A positive HPV test does not mean that a tumor will develop because the majority of infections regress spontaneously. However, a positive patient will undergo further examinations. One investigative examination is colposcopy, which allows for an enlarged view of the cervix and any lesions detected during the screening test through the use of a special instrument and specific staining techniques. If the colposcopic examination reveals the presence of abnormal areas, small tissue samples (biopsies) will be taken for further analysis.
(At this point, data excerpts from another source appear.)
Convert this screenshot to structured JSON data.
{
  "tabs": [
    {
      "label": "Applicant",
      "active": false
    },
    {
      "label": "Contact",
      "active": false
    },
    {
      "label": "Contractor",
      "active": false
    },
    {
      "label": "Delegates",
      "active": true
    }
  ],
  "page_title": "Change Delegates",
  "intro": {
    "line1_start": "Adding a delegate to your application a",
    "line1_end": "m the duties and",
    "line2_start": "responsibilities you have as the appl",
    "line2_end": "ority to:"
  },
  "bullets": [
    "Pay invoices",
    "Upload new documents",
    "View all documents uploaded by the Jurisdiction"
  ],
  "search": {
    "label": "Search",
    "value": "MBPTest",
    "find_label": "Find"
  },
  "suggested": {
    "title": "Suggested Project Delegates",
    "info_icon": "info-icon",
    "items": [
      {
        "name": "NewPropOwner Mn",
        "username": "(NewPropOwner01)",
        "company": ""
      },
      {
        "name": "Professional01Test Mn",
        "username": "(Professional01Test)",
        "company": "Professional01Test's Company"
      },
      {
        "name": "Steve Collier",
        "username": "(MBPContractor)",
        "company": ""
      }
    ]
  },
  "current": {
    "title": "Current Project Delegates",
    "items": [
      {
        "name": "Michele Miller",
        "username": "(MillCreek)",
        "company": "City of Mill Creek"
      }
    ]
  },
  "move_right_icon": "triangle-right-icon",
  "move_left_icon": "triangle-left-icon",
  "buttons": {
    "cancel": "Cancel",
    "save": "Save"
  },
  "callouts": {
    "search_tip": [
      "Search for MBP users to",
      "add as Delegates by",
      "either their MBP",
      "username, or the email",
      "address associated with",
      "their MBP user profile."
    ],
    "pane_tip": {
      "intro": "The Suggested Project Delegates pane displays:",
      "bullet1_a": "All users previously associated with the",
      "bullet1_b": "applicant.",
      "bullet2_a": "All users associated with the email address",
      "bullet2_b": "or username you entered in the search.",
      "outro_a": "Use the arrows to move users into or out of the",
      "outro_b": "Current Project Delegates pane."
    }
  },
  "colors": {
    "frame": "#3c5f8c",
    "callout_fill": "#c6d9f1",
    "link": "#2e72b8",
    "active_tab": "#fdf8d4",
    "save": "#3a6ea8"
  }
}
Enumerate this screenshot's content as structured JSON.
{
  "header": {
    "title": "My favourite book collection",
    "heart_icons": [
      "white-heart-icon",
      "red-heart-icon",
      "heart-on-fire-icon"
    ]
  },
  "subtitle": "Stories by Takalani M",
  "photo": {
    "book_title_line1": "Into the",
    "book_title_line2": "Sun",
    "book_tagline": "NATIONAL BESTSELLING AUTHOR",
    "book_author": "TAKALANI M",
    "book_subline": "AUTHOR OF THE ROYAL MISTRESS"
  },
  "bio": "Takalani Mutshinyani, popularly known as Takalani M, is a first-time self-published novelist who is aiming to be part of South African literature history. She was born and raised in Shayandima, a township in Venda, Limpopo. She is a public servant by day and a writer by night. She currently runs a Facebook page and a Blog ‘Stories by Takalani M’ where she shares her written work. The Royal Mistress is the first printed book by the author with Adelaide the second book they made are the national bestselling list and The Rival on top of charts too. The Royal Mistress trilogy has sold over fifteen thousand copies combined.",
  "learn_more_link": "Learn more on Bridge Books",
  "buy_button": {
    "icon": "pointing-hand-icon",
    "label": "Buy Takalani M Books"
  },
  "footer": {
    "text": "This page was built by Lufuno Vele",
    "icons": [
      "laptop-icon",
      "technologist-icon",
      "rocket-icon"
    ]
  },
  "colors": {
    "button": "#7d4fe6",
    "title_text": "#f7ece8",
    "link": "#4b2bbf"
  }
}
For males, there is currently no test available to detect HPV infection. Besides regular check-ups with specialists, the main weapon for protection and prevention is vaccination. For both sexes, the best time to get vaccinated is at a young age, before the onset of sexual activity. In Italy, HPV vaccination is recommended and offered free of charge to girls and boys from the age of 11, administered in two doses six months apart.
Anal HPV and proctology
The field of proctology also deals with Sexually Transmitted Infections. Anal HPV, or anal papilloma, is a virus that affects the anal area and can cause condylomas and, in more severe cases, tumors. Despite HPV being primarily associated with cervical cancer, it can also lead to anal neoplasia. The peak immune response to Human Papillomavirus infection is represented by condylomas (spots that primarily appear on the genitals, inside and around the anus) initially reddish, which over time transform into growths with a typical “cock’s comb” appearance. Condylomas then tend to spread rapidly and can cause burning and itching over time. It is essential to undergo a specialized proctological examination when the first symptoms appear to obtain an accurate diagnosis and identify the most appropriate treatment.
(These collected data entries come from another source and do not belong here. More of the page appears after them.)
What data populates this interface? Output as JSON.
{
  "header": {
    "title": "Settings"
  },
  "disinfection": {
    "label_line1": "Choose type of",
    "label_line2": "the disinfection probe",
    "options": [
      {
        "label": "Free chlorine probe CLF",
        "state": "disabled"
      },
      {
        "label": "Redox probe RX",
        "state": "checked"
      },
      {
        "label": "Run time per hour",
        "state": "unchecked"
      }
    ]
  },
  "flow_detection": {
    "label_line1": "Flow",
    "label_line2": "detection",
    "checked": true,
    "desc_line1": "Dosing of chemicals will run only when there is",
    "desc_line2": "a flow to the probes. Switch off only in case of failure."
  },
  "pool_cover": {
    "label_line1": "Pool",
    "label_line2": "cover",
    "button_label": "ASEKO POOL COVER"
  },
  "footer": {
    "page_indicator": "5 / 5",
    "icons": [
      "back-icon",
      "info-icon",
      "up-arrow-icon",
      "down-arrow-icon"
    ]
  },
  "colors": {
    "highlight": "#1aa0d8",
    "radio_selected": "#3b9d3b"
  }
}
Anoscopia ad Alta Risoluzione per individuare le lesioni da HPV
High-resolution anoscopy (HRA) is used to detect anal HPV lesions. During this examination, a proctologist uses a high-resolution camera to magnify the anal region and identify intraepithelial neoplastic lesions that may not be visible to the naked eye during a traditional anoscopy. It should be noted that not all patients undergoing a proctological examination require HRA. High-resolution anoscopy is indicated for:
- Patients with potentially dangerous lesions;
- Patients with suspicious lesions for neoplasia;
- Patients who are at high risk, such as HIV-positive individuals.
The contents of this page are for informational use only and in no case should they replace the opinion, diagnosis or treatment prescribed by your doctor. The response to the same treatment can vary from one patient to another. Always consult with your doctor on any information relating to diagnosis and treatment and scrupulously follow his instructions.